Recoil operation is the name for a particular type of mechanical action in a self-loading firearm. It may be found in semi-automatic or automatic weapons. In general, weapons of this type utilize the conservation of momentum to harness the rearward impulse from firing - the recoil - to extract and eject the empty cartrdige and then chamber the next round to ready the gun to fire again.
This type of action is divided into long recoil and short recoil types.
The long recoil action is one where the barrel and bolt or slide of the firearm remain locked together as they recoil, all the way to the rear-most position of the mecahnism. They are then unlocked, and the barrel, under the influence of the recoil spring, returns forard first while the bolt remains locked to the rear and the extractor hooks to the cartridge. The barrel (and chamber) moving forward extracts the cartridge from the chamber. Once the barrel has returned forward, the bolt is unlocked and chambers the next available round.
In a short recoil action, the barrel and bolt travel together only a short distance; this travel is used to operate a the chamber locking/unlocking system rather than to fully extract the cartridge. At the end of the joined movement, they are unlocked and the barrel is stopped. The bolt (and cartridge in the chamber) continue to move rearward, extracting the empty cartridge and then chambering the next.
The long recoil system is mostly used in long guns, where there is more room for the system to operate behind the firing mechanism. John Moses Browning's famous Auto 5 semi automatic shotgun is a long recoil system. Very few handguns use long recoil, as the user's hand placement makes a long reciprocating action impractical. There have been some, however; the Frommer Stop, a Hungarian pistol from 1912, uses a long recoil design. Even earlier, a design known as the Roth-Theodorovic pistol was proposed for military contracts in Austria in the 1890s. Although it was never adopted or sold commercially, elements of its design went into the more successful Roth-Steyr 1907 handgun (a short recoil action).
Modern semi-automatic handguns generally use short recoil actions, with barrel and slide locking and unlocking by a variety of methods ranging from the 1911's tilting barrel freeing its locking lugs to the famous toggle lock of the Luger and the roller locked Heckler & Koch P9S or Korth PRS. In these guns, the barrel moves only a short distance, with the mechanism then unlocking the chamber and permitting the bolt and/or slide to continue rearward.
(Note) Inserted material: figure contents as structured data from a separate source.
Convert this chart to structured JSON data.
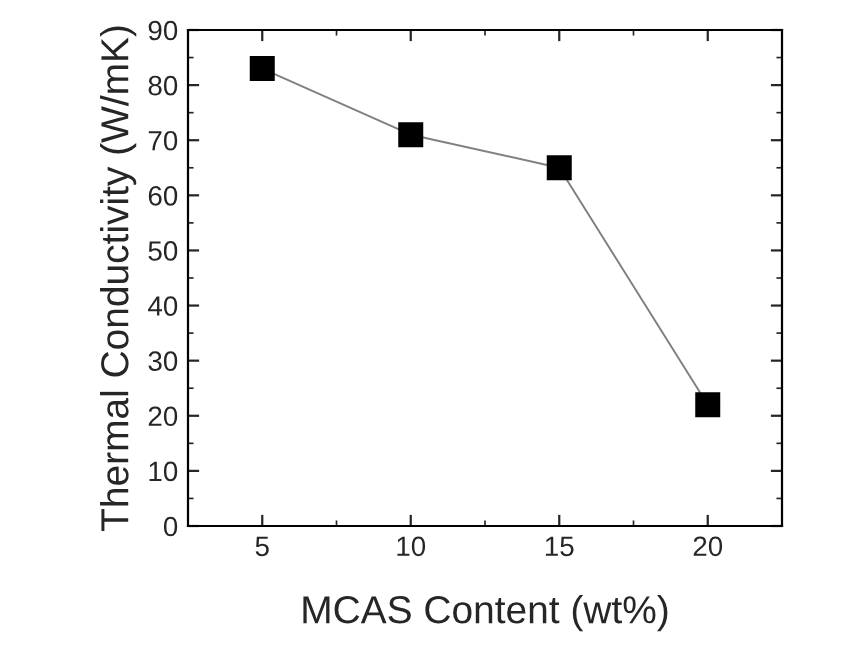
{
  "chart_data": {
    "type": "line",
    "xlabel": "MCAS Content (wt%)",
    "ylabel": "Thermal Conductivity (W/mK)",
    "x": [
      5,
      10,
      15,
      20
    ],
    "series": [
      {
        "color": "#000000",
        "values": [
          83,
          71,
          65,
          22
        ]
      }
    ],
    "xlim": [
      2.5,
      22.5
    ],
    "xticks": [
      5,
      10,
      15,
      20
    ],
    "ylim": [
      0,
      90
    ],
    "yticks": [
      0,
      10,
      20,
      30,
      40,
      50,
      60,
      70,
      80,
      90
    ],
    "marker": "square",
    "line_style": "solid",
    "grid": false,
    "legend": false
  }
}
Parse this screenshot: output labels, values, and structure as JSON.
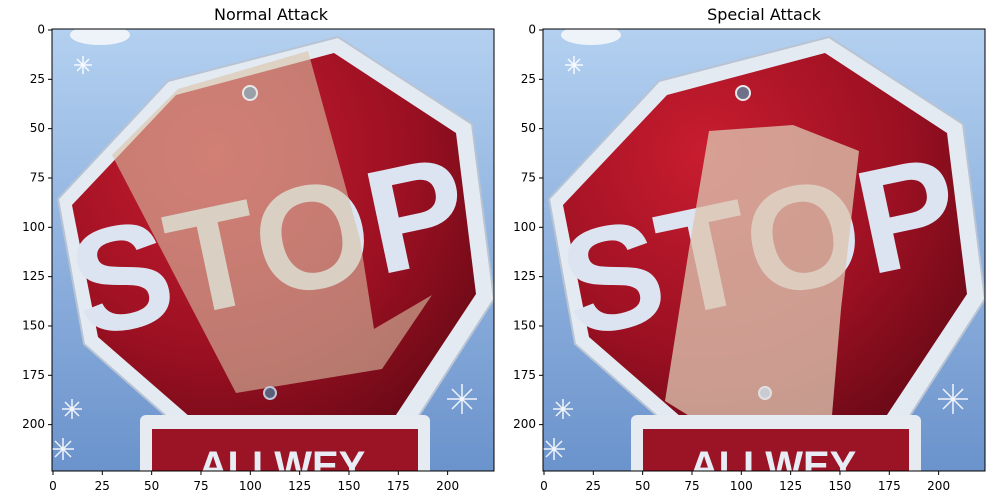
{
  "panels": [
    {
      "title": "Normal Attack",
      "sign_text": "STOP",
      "plate_text": "ALLWEY",
      "x_ticks": [
        "0",
        "25",
        "50",
        "75",
        "100",
        "125",
        "150",
        "175",
        "200"
      ],
      "y_ticks": [
        "0",
        "25",
        "50",
        "75",
        "100",
        "125",
        "150",
        "175",
        "200"
      ],
      "overlay": "normal"
    },
    {
      "title": "Special Attack",
      "sign_text": "STOP",
      "plate_text": "ALLWEY",
      "x_ticks": [
        "0",
        "25",
        "50",
        "75",
        "100",
        "125",
        "150",
        "175",
        "200"
      ],
      "y_ticks": [
        "0",
        "25",
        "50",
        "75",
        "100",
        "125",
        "150",
        "175",
        "200"
      ],
      "overlay": "special"
    }
  ],
  "colors": {
    "sky_top": "#a9c8ec",
    "sky_bottom": "#6f97cf",
    "sign_red": "#a01425",
    "sign_dark": "#6e0a17",
    "sign_border": "#dfe6ef",
    "letter": "#dfe6f3",
    "patch": "#d8c2a8"
  }
}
Recoil operation is generally more robust and requires less maintenance than a gas-operated system, and in addition the recoiling component can absorb some of the gun's recoil making it easier to fire for the user. However, to operate correctly, the gun generally must produce a recoil impulse within the design range of the firearm - meaning that in order to use ammunition that is more or less powerful than the design loads by enough of a difference, the action of the gun must be adjusted (springs can generally be changed).
Inertia operation is closely related to recoil operation. In the former, however, rather than the rearward motion of a component of the firearm under recoil operating the mechanism, the entire gun recoils and an isolated component remains still due to inertia; that component is used to unlock/operate the firearm.